Some employees will want to only use one phone, and opt to integrate both work and personal applications on the one device. While this may encourage greater efficiency by having all necessary documents and apps in one place, it can leave employees more vulnerable to attacks.
Limiting employees use of non-business apps could make this risk smaller, by keeping the work mobile strictly for work. While some MDM tools claim to be able to do this, if you choose to opt out of MDM software, this could be written into a mobile fleet best practices document.
Depending on the type of smartphones used by employees, you might want to consider some level of encryption.
iPhones and Android phones will require different levels of encryption, with the release of iOS 8 in 2014, Apple began encrypting iOS device with built-in call logs, photos, documents, apps and messages encryption.
See our guide on how to enable encryption on iPhones.
Android devices could be seen as more vulnerable as they run an open source operating system. However, in 2011, Google offered encryption at users’ discretion, while later in 2014, Android versions from Lollipop onwards offered encryption that was turned on by default.
There is some debate as to whether mobile antivirus software actually works. Some argue that all smartphones should use it, while other deem it useless and advise smartphone users to rely purley on common sense to avoid having their device compromised.
Most antivirus tools claim to offer some level of data backup, remote wiping and malware protection and while these features are better than none, most phones rleased in the past few years come with some of these functions built in.

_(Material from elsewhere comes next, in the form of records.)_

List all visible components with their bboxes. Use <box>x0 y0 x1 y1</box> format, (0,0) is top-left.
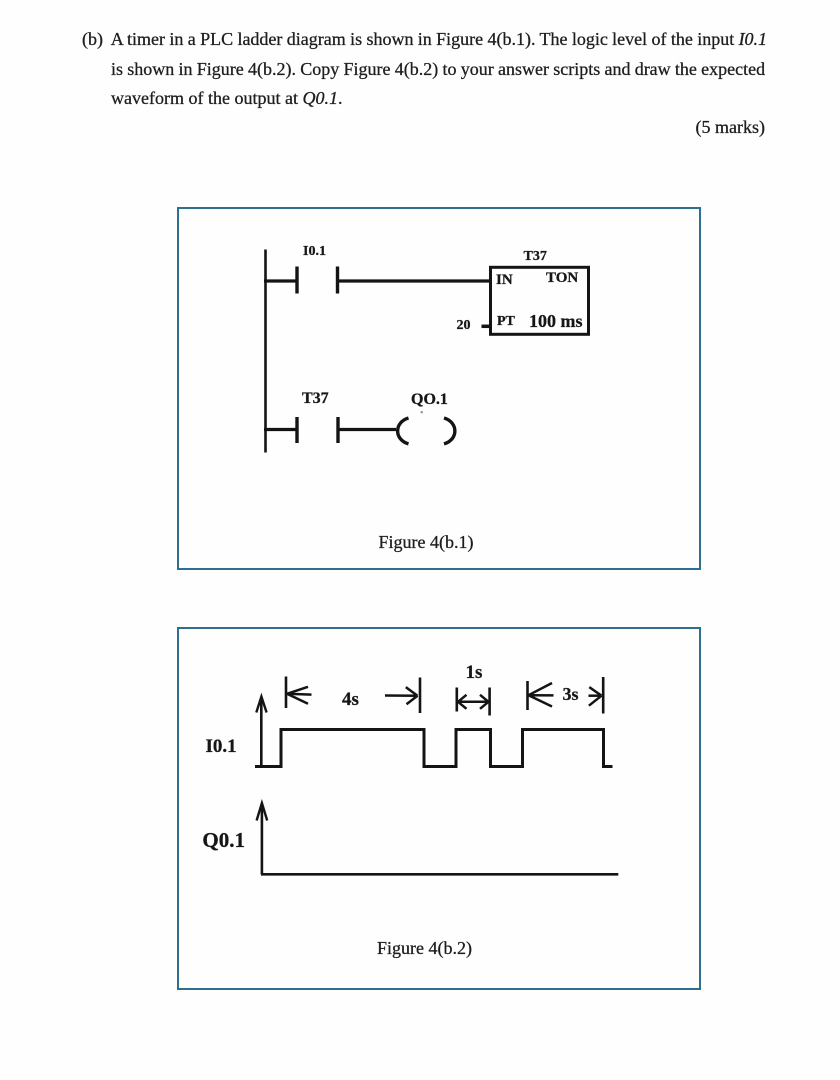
question paragraph line 3 <box>111 89 342 107</box>
coil QO.1 right arc <box>444 418 455 444</box>
label I0.1 contact rung1 <box>303 245 326 259</box>
label PT pin <box>497 315 515 329</box>
label QO.1 coil <box>411 392 448 408</box>
figure 4(b.2) blue frame <box>177 627 701 990</box>
label 20 preset value <box>457 319 471 333</box>
Q0.1 axis vertical arrow <box>257 803 268 875</box>
coil QO.1 left arc <box>398 418 409 444</box>
label IN pin <box>496 273 513 288</box>
label TON <box>546 271 578 286</box>
contact I0.1 right bar <box>336 267 339 294</box>
label 100 ms value <box>529 312 583 330</box>
figure 4(b.1) blue frame <box>177 207 701 570</box>
label T37 above timer box <box>524 250 547 264</box>
dimension bar at 4s right <box>419 678 422 714</box>
Q0.1 baseline <box>261 873 618 876</box>
dimension bar 3s left <box>526 681 529 710</box>
4s left arrow pointing left <box>287 687 312 704</box>
question paragraph line 1 <box>82 30 767 48</box>
label T37 contact rung2 <box>302 391 329 407</box>
wire rung1 contact to timer box <box>338 279 493 282</box>
label 4s <box>342 690 359 709</box>
marks <box>696 118 765 136</box>
I0.1 axis vertical arrow <box>256 697 266 768</box>
caption Figure 4(b.1) <box>379 533 474 551</box>
label 3s <box>563 685 579 703</box>
1s double arrow <box>458 695 489 709</box>
contact T37 right bar <box>336 417 339 443</box>
label I0.1 waveform <box>206 737 237 756</box>
left power rail <box>264 250 267 453</box>
3s left arrow pointing left <box>529 683 554 707</box>
question paragraph line 2 <box>111 60 765 78</box>
contact T37 left bar <box>295 417 298 443</box>
PT input dash from 20 <box>482 325 491 329</box>
label Q0.1 waveform <box>202 830 245 851</box>
artifact dot above coil <box>421 411 423 413</box>
I0.1 waveform trace <box>255 730 613 767</box>
caption Figure 4(b.2) <box>377 939 472 957</box>
3s right arrow pointing right <box>589 687 602 706</box>
dimension bar 3s right <box>602 677 605 714</box>
timer T37 TON box <box>491 267 589 334</box>
wire rung1 rail to contact <box>264 279 297 282</box>
label 1s <box>466 663 483 682</box>
wire rung2 rail to contact <box>264 428 297 431</box>
contact I0.1 left bar <box>295 267 298 294</box>
4s right arrow pointing right <box>385 687 418 704</box>
dimension bar 1s right <box>488 688 491 716</box>
wire rung2 contact to coil <box>338 428 396 431</box>
dimension bar at 4s left <box>285 677 288 709</box>
dimension bar 1s left <box>455 688 458 712</box>
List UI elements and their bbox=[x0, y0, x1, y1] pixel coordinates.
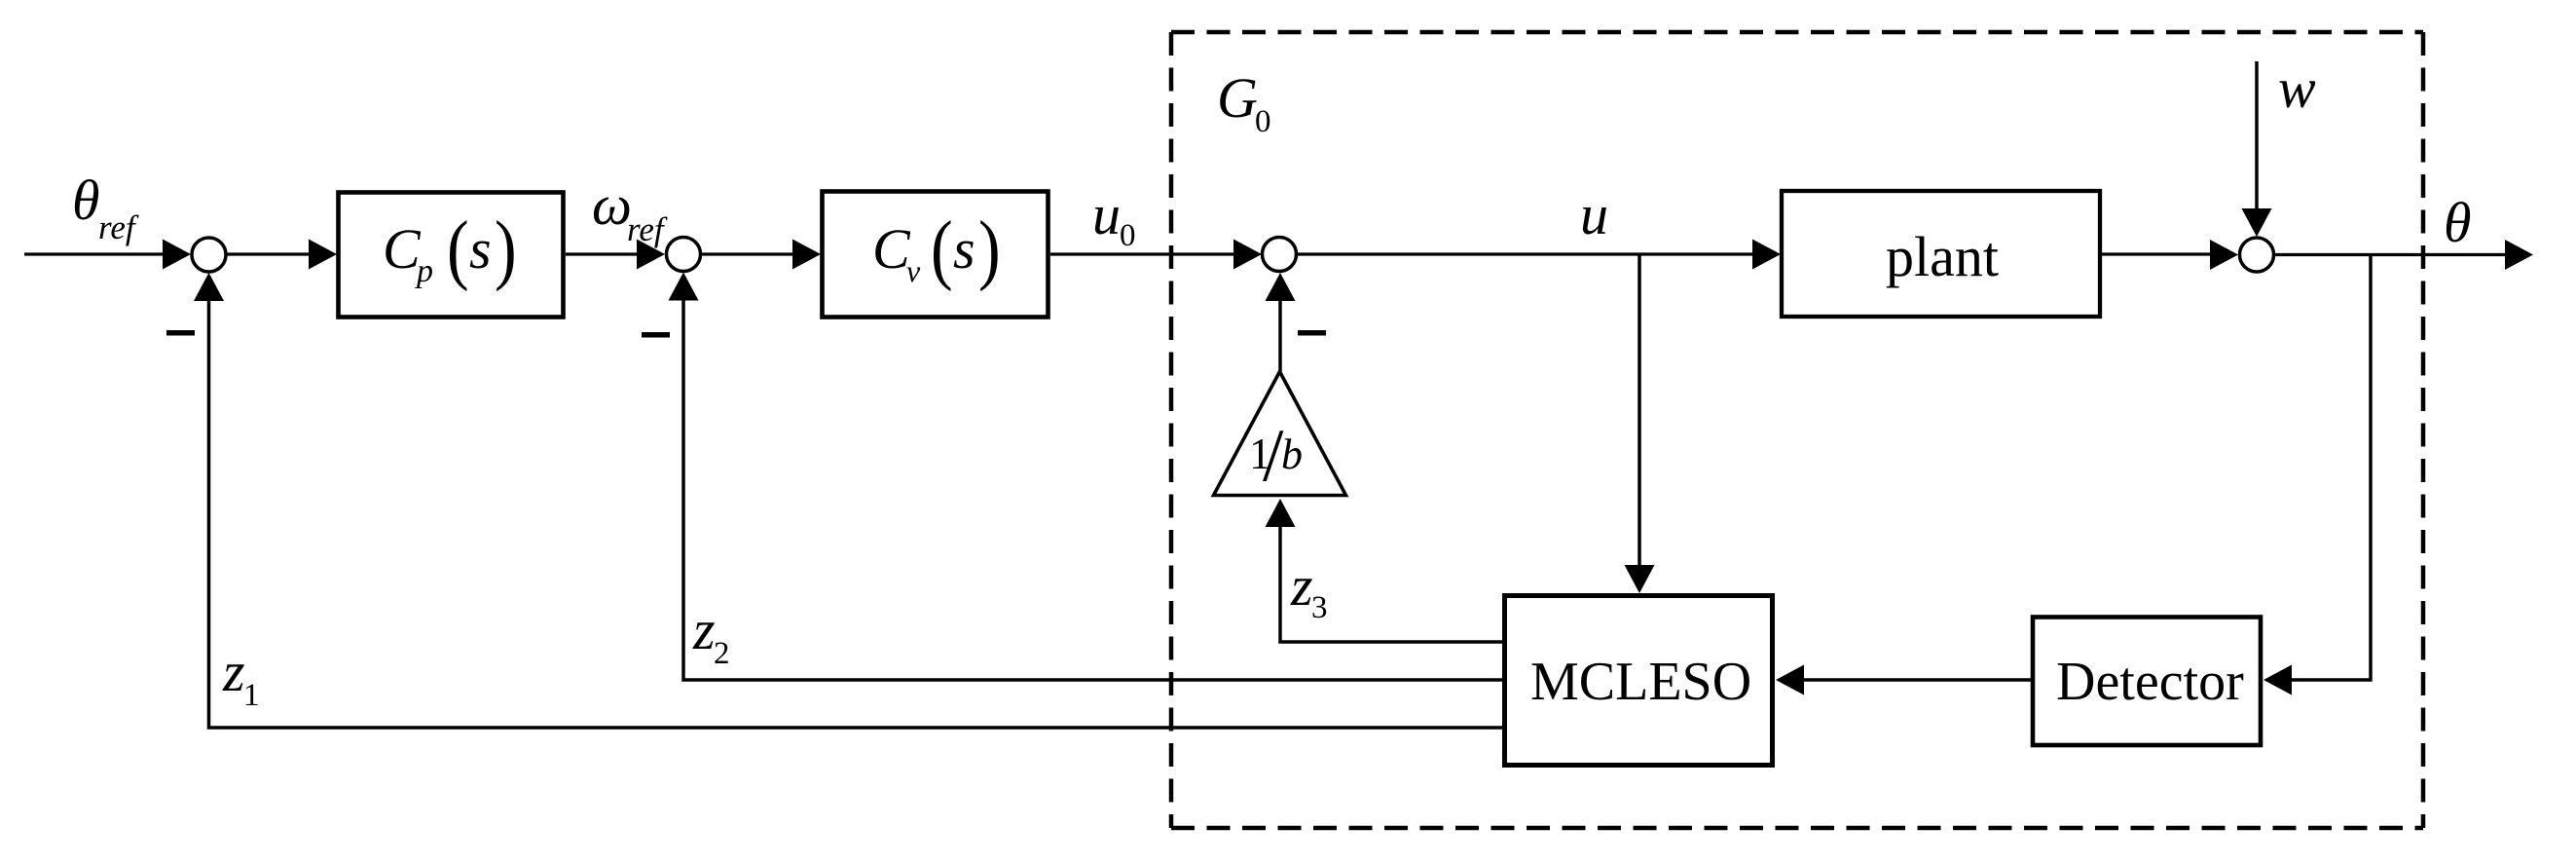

Depending on the content travelling across your mobile network, you might want to try out some different antivirus apps. Opting for a paid-for antivirus will offer the best protection across a number of phone, but for those on a budget there are competitive free options out there.
In addition to keeping apps updated, it's important to only download apps from official sources. Whether you have an Android, Apple or some other kind of mobile device, each has an official app store that requires certain safeguards before an app can be sold on its store-front.
While Android phones can let you download and install applications from third-party locations (after you change a few security settings), cybersecurity experts emphatically warn against doing so.
Applications from unofficial sources do not undergo the verification procedure, and therefore, the chances are much higher than you will encounter malware that can attack programs on the device
Downloading from the App Store or Google Play Store may be a safe bet most of the time, however malicious apps can sometimes slip through the cracks (Hidden App Malware Found on Google Play - Symantec) One way to counter that issue is to pay attention to who made the app in the first place.
Check if the developer has created other apps with suspicious names, such as Wi-Fi Booster, or Easy Root then it might not be a trustworthy one. Make sure to check reviews on the store for the application before installation. If the app was mentioned as suspicious by even one user, don't install it.